In the draft document, the FDA describes its view on how to apply the enforcement policy to the patient‑specific prescription requirement for hospitals and health systems that operate as 503A compounders:

“FDA generally does not intend to take action with respect to the prescription requirement in section 503A of the FD&C Act if a hospital or health system pharmacy that is not an outsourcing facility compounds and distributes a compounded drug product without first receiving a valid prescription order (including a chart order) for an identified individual patient (see section 503A(a) of the FD&C Act) when the practice is strictly limited and controlled and the following circumstances are present:

  1. The compounded drug products are administered only to patients within the hospital or health system.
  2. The compounded drug products are used or discarded within 24 hours of transfer out of the pharmacy.
  3. The drug products are compounded in accordance with all other applicable requirements of the FD&C Act and FDA regulations (e.g., the drug products are not made under insanitary conditions (section 501(a)(2)(A)) or misbranded (e.g., section 502(g)).”
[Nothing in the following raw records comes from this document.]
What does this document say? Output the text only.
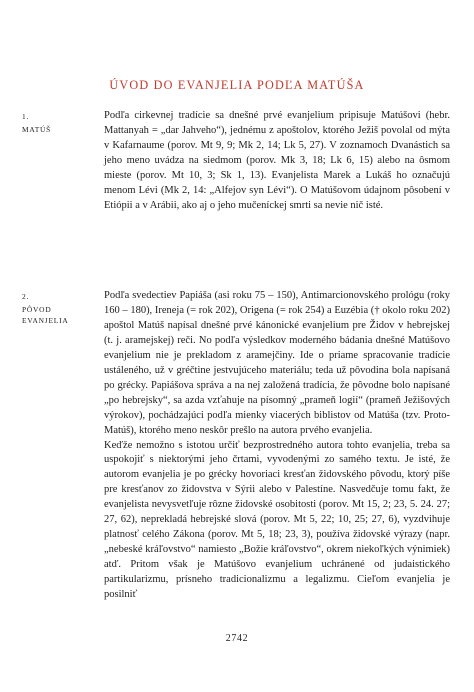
ÚVOD DO EVANJELIA PODĽA MATÚŠA
1.
MATÚŠ

Podľa cirkevnej tradície sa dnešné prvé evanjelium pripisuje Matúšovi (hebr. Mattanyah = „dar Jahveho“), jednému z apoštolov, ktorého Ježiš povolal od mýta v Kafarnaume (porov. Mt 9, 9; Mk 2, 14; Lk 5, 27). V zoznamoch Dvanástich sa jeho meno uvádza na siedmom (porov. Mk 3, 18; Lk 6, 15) alebo na ôsmom mieste (porov. Mt 10, 3; Sk 1, 13). Evanjelista Marek a Lukáš ho označujú menom Lévi (Mk 2, 14: „Alfejov syn Lévi“). O Matúšovom údajnom pôsobení v Etiópii a v Arábii, ako aj o jeho mučeníckej smrti sa nevie nič isté.

2.
PÔVOD EVANJELIA

Podľa svedectiev Papiáša (asi roku 75 – 150), Antimarcionovského prológu (roky 160 – 180), Ireneja (= rok 202), Origena (= rok 254) a Euzébia († okolo roku 202) apoštol Matúš napísal dnešné prvé kánonické evanjelium pre Židov v hebrejskej (t. j. aramejskej) reči. No podľa výsledkov moderného bádania dnešné Matúšovo evanjelium nie je prekladom z aramejčiny. Ide o priame spracovanie tradície ustáleného, už v gréčtine jestvujúceho materiálu; teda už pôvodina bola napísaná po grécky. Papiášova správa a na nej založená tradícia, že pôvodne bolo napísané „po hebrejsky“, sa azda vzťahuje na písomný „prameň logií“ (prameň Ježišových výrokov), pochádzajúci podľa mienky viacerých biblistov od Matúša (tzv. Proto-Matúš), ktorého meno neskôr prešlo na autora prvého evanjelia.

Keďže nemožno s istotou určiť bezprostredného autora tohto evanjelia, treba sa uspokojiť s niektorými jeho črtami, vyvodenými zo samého textu. Je isté, že autorom evanjelia je po grécky hovoriaci kresťan židovského pôvodu, ktorý píše pre kresťanov zo židovstva v Sýrii alebo v Palestíne. Nasvedčuje tomu fakt, že evanjelista nevysvetľuje rôzne židovské osobitosti (porov. Mt 15, 2; 23, 5. 24. 27; 27, 62), neprekladá hebrejské slová (porov. Mt 5, 22; 10, 25; 27, 6), vyzdvihuje platnosť celého Zákona (porov. Mt 5, 18; 23, 3), používa židovské výrazy (napr. „nebeské kráľovstvo“ namiesto „Božie kráľovstvo“, okrem niekoľkých výnimiek) atď. Pritom však je Matúšovo evanjelium uchránené od judaistického partikularizmu, prísneho tradicionalizmu a legalizmu. Cieľom evanjelia je posilniť

2742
The Agency also plans to employ these risk-based considerations and factors in making specific enforcement decisions:

  • Evidence of poor compounding practices or lack of sterility assurance
  • Non-patient-specific compounded drug products not for emergency uses
  • Routine, large amounts of non-patient-specific compounded drug products
  • Routine interstate distribution of large amounts of non-patient-specific compounded drug products
  • No procedures to obtain non-patient-specific compounded drug products from an outsourcing facility

The document further describes the Agency’s current thinking on the criteria it will use to evaluate whether a compounded product is a duplicate of an approved product and what record keeping requirements will be required.  “In addition, the revised draft guidance proposes new policies for hospital and health system pharmacies regarding the provision in section 503A of the FD&C Act, which states that to qualify for the exemptions under section 503A of the FD&C Act, among other conditions, a drug product must be compounded by a licensed pharmacist or physician who does not compound regularly or in inordinate amounts any drug products that are essentially copies of a commercially available drug product.”

Section 503A compounders should take note of the Agency’s revised stance on the issues presented in the guidance and adjust their practices to ensure compliance with current Agency thinking, even though the guidance is still in draft form.